Yuan Quan 1 Meng-Yuan Liu 2 Ye-Mao Liu 3 Li-Da Zhu 4 Yu-Shan Wu 5 Zhi-Hui Luo 6 Xiu-Zhen Zhang 7 Shi-Zhong Xu 8 Qing-Yong Yang 9 Hong-Yu Zhang 10
Affiliations

Affiliations

  • 1 Hubei Key Laboratory of Agricultural Bioinformatics, College of Informatics, Huazhong Agricultural University, Wuhan 430070, China. [email protected].
  • 2 Hubei Key Laboratory of Agricultural Bioinformatics, College of Informatics, Huazhong Agricultural University, Wuhan 430070, China. [email protected].
  • 3 Hubei Key Laboratory of Agricultural Bioinformatics, College of Informatics, Huazhong Agricultural University, Wuhan 430070, China. [email protected].
  • 4 Hubei Key Laboratory of Agricultural Bioinformatics, College of Informatics, Huazhong Agricultural University, Wuhan 430070, China. [email protected].
  • 5 School of Life Sciences, Shandong University of Technology; No. 12 Zhangzhou Road, Zibo 255049, China. [email protected].
  • 6 Hubei Key Laboratory of Agricultural Bioinformatics, College of Informatics, Huazhong Agricultural University, Wuhan 430070, China. [email protected].
  • 7 School of Life Sciences, Shandong University of Technology; No. 12 Zhangzhou Road, Zibo 255049, China. [email protected].
  • 8 Department of Botany and Plant Sciences, University of California, Riverside, CA 92521, USA. [email protected].
  • 9 Hubei Key Laboratory of Agricultural Bioinformatics, College of Informatics, Huazhong Agricultural University, Wuhan 430070, China. [email protected].
  • 10 Hubei Key Laboratory of Agricultural Bioinformatics, College of Informatics, Huazhong Agricultural University, Wuhan 430070, China. [email protected].
Abstract

Due to synergistic effects, combinatorial drugs are widely used for treating complex diseases. However, combining drugs and making them synergetic remains a challenge.
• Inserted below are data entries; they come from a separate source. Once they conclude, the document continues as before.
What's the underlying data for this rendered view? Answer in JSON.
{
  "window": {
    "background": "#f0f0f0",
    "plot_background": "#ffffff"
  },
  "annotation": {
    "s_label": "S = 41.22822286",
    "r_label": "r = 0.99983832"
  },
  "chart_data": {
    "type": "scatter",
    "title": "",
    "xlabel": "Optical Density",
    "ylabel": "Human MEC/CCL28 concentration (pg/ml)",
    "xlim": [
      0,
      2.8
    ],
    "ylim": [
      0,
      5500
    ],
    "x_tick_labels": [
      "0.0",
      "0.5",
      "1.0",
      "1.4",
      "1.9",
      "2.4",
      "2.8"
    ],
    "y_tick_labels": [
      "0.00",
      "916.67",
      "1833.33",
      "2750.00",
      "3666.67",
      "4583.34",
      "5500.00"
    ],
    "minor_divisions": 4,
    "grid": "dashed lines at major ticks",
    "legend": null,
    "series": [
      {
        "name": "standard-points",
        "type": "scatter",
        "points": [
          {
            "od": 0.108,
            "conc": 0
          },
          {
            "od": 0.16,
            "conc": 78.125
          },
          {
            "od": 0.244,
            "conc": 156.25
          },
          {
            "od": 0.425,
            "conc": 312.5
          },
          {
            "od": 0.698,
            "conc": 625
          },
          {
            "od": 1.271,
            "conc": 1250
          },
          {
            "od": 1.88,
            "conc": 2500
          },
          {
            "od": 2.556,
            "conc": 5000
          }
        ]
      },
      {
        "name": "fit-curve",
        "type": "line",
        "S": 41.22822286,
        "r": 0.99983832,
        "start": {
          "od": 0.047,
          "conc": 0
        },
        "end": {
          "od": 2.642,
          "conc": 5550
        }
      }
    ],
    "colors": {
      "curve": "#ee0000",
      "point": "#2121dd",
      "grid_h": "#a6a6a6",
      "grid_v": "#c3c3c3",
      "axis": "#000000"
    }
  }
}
Genetic disease genes are considered a promising source of drug targets with important implications for navigating the drug space. Most diseases are not caused by a single pathogenic factor, but by multiple disease genes, in particular, interacting disease genes. Thus, it is reasonable to consider that targeting epistatic disease genes may enhance the therapeutic effects of combinatorial drugs. In this study, synthetic lethality gene pairs of tumors, similar to epistatic disease genes, were first targeted by combinatorial drugs, resulting in the enrichment of the combinatorial drugs with Cancer treatment, which verified our hypothesis. Then, conventional epistasis detection software was used to identify epistatic disease genes from the genome wide association studies (GWAS) dataset. Furthermore, combinatorial drugs were predicted by targeting these epistatic disease genes, and five combinations were proven to have synergistic anti-cancer effects on MCF-7 cells through cell cytotoxicity assay. Combined with the three-dimensional (3D) genome-based method, the epistatic disease genes were filtered and were more closely related to disease. By targeting the filtered gene pairs, the efficiency of combinatorial drug discovery has been further improved.

Keywords

3D genome; GWAS; combinatorial drug; drug target; epistasis.